BAB VII: PEMANENAN IKAN NILA & DISTRIBUSI HASIL#

Pasal 13: Sortasi Bobot Panen Konsumsi

  1. Setelah masa pemeliharaan 110-120 hari, ikan nila mencapai bobot rata-rata 250-300 gram per ekor (isi 3-4 ekor per kg).
  2. Ikan dipuasakan selama 24 jam sebelum panen guna mengosongkan saluran pencernaan agar daging tidak berbau lumpur dan daya tahan hidup saat distribusi tinggi.

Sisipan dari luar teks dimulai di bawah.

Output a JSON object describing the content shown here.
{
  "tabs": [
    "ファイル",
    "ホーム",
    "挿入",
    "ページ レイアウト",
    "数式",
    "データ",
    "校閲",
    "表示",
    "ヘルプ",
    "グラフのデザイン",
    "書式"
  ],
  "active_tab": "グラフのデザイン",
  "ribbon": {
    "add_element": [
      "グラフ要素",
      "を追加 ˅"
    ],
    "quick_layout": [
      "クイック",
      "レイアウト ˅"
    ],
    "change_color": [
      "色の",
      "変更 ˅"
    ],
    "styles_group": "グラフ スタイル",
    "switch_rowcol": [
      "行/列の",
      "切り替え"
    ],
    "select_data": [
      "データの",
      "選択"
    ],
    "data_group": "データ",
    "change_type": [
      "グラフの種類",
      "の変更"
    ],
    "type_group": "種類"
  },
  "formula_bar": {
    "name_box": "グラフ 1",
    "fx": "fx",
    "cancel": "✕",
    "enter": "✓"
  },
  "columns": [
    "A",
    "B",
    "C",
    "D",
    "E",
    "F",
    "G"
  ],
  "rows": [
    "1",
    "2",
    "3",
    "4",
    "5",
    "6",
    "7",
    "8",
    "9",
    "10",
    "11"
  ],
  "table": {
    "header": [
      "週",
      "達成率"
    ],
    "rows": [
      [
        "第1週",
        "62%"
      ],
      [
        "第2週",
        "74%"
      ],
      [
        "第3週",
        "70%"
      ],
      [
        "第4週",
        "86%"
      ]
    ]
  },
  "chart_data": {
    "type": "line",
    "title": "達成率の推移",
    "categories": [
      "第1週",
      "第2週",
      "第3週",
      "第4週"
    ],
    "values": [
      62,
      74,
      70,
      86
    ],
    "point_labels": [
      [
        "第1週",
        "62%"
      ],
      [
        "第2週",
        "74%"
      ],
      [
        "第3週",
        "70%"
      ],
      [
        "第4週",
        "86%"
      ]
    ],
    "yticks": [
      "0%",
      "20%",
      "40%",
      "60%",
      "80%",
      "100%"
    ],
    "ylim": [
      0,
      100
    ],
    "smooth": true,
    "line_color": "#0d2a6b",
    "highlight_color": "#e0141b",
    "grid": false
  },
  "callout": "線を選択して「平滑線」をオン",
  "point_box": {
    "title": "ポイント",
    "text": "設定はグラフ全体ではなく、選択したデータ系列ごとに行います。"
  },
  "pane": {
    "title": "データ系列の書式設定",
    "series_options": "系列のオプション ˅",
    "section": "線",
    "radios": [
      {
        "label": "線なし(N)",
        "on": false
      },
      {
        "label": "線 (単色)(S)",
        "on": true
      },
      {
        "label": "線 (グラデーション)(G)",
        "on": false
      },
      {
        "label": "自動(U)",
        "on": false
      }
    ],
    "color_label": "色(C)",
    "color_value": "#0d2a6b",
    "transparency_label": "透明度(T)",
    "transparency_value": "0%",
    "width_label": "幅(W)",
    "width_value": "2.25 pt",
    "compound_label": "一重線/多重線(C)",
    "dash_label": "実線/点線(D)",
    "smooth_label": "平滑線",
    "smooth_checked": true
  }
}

Pasal 14: Penyaluran ke Unit 19 (Pujasera) & Pasar Desa

  1. Hasil panen disortir menjadi Grade A (bobot >250 gram hidup) untuk disalurkan ke Unit 19 (Resto Pujasera Wisata BUMDes) dan pedagang pasar ikan segar.
  2. Ikan ditimbang menggunakan timbangan digital resmi dan dibuatkan Berita Acara Serah Terima (BAST) penjualan komoditas perikanan.

BAB VIII: AUDIT KUALITAS AIR LABKESDA & PELAPORAN#

Pasal 15: Uji Laboratorium Air Minum Berkala

  1. Uji kualitas air minum secara lengkap (parameter fisika, kimia, dan mikrobiologi E. Coli) wajib dilakukan minimal 1 kali per semester di Laboratorium Kesehatan Daerah (Labkesda) Kabupaten.
  2. Sertifikat hasil uji lab diumumkan secara terbuka pada papan informasi desa dan aplikasi Portal Warga demi menjaga kepercayaan masyarakat.

Apakah panduan ini membantu Anda?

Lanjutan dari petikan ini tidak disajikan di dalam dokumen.